Profitability marred by lingering transitional woes
TCS has delivered a strong topline performance with 3.5% qoq volume growth, driven by sustained traction in the Digital service offerings. The management remains confident about improving competitiveness and capabilities of the company in the Digital business, and in general positive on traditional offerings in the focus markets/service lines. Despite strong volume growth, earnings declined by over 10% qoq on account of weaker currency realisations impacting revenues by 330bps and OPM by 80bps. Profitability was further affected by ~150bps owing to wage hikes (2-5% onsite and 5-8% for offshore workforce). We believe that the pain of deceleration in the legacy business, high-pricing-but-onsite-centric nature of Digital business, committed investments towards sales, skill and onsite hiring would percolate down to core profitability that has long been confined in a narrow band. To make things worse, the INR appreciation may also act as a headwind in FY18.

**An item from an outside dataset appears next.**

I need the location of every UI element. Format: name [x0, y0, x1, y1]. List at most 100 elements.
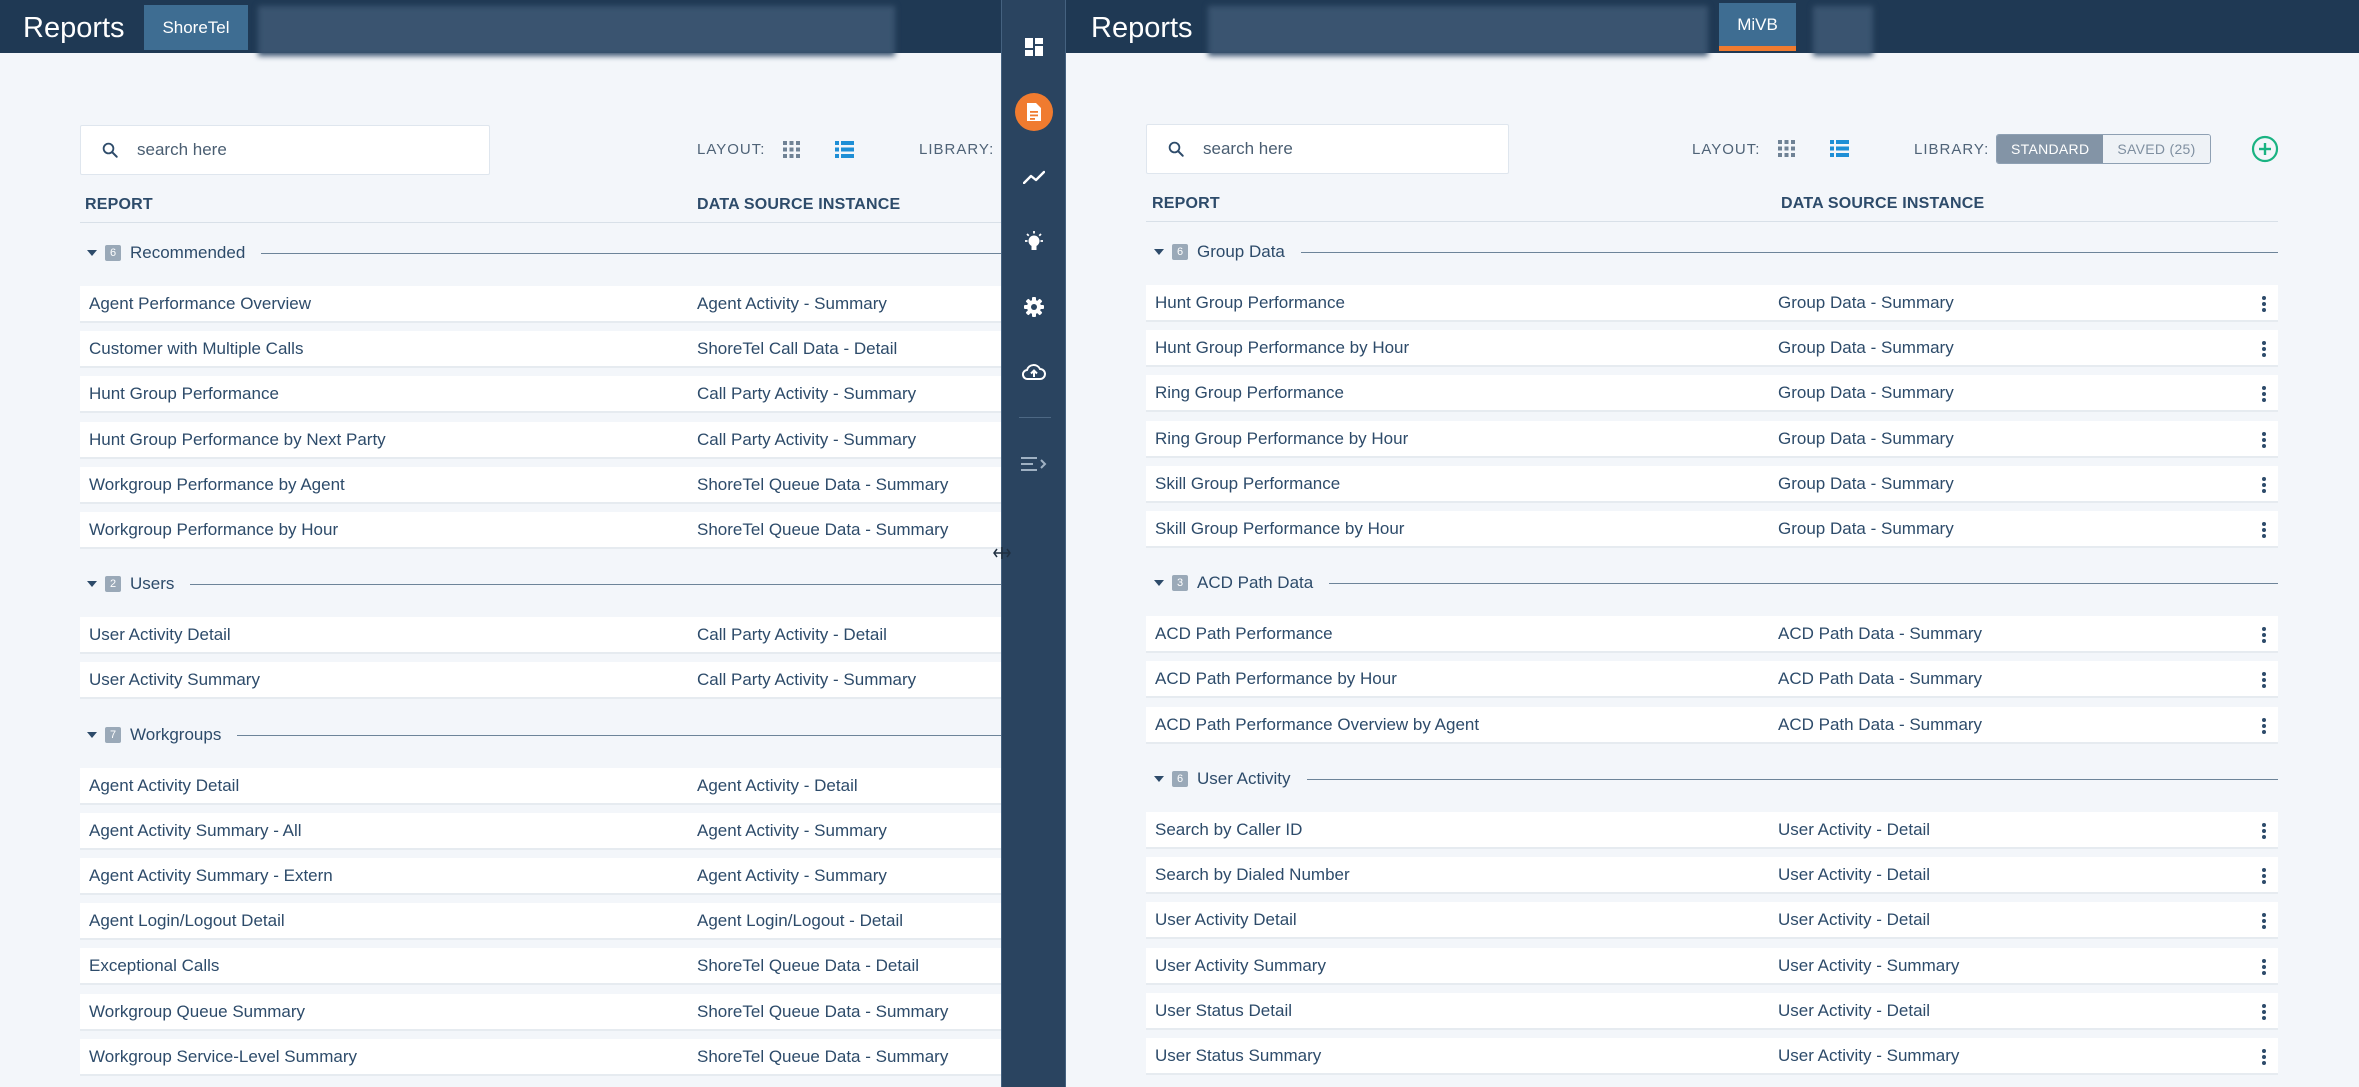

Cut FY18/19E EPS by 3/4% each; downgrade to Reduce TP Rs2,320
We cut our FY18/19E EPS estimates by 3%/4% to Rs136/145, as we incorporate lower INR realisations and also likely impact on profitability in our estimates (OPM cut of 50bps in FY18E). The outlook on the business growth has been largely kept intact in light of strong growth in Digital business and improved business metrics on the segment - size, scale, and competitiveness. Taking into account the risk to growth estimates and likely impact on profitability, we downgrade our rating on TCS to REDUCE with a TP of Rs2,320 based on 16x Mar’19E P/E (implied valuation of over 2x on PEG basis over FY17-20E).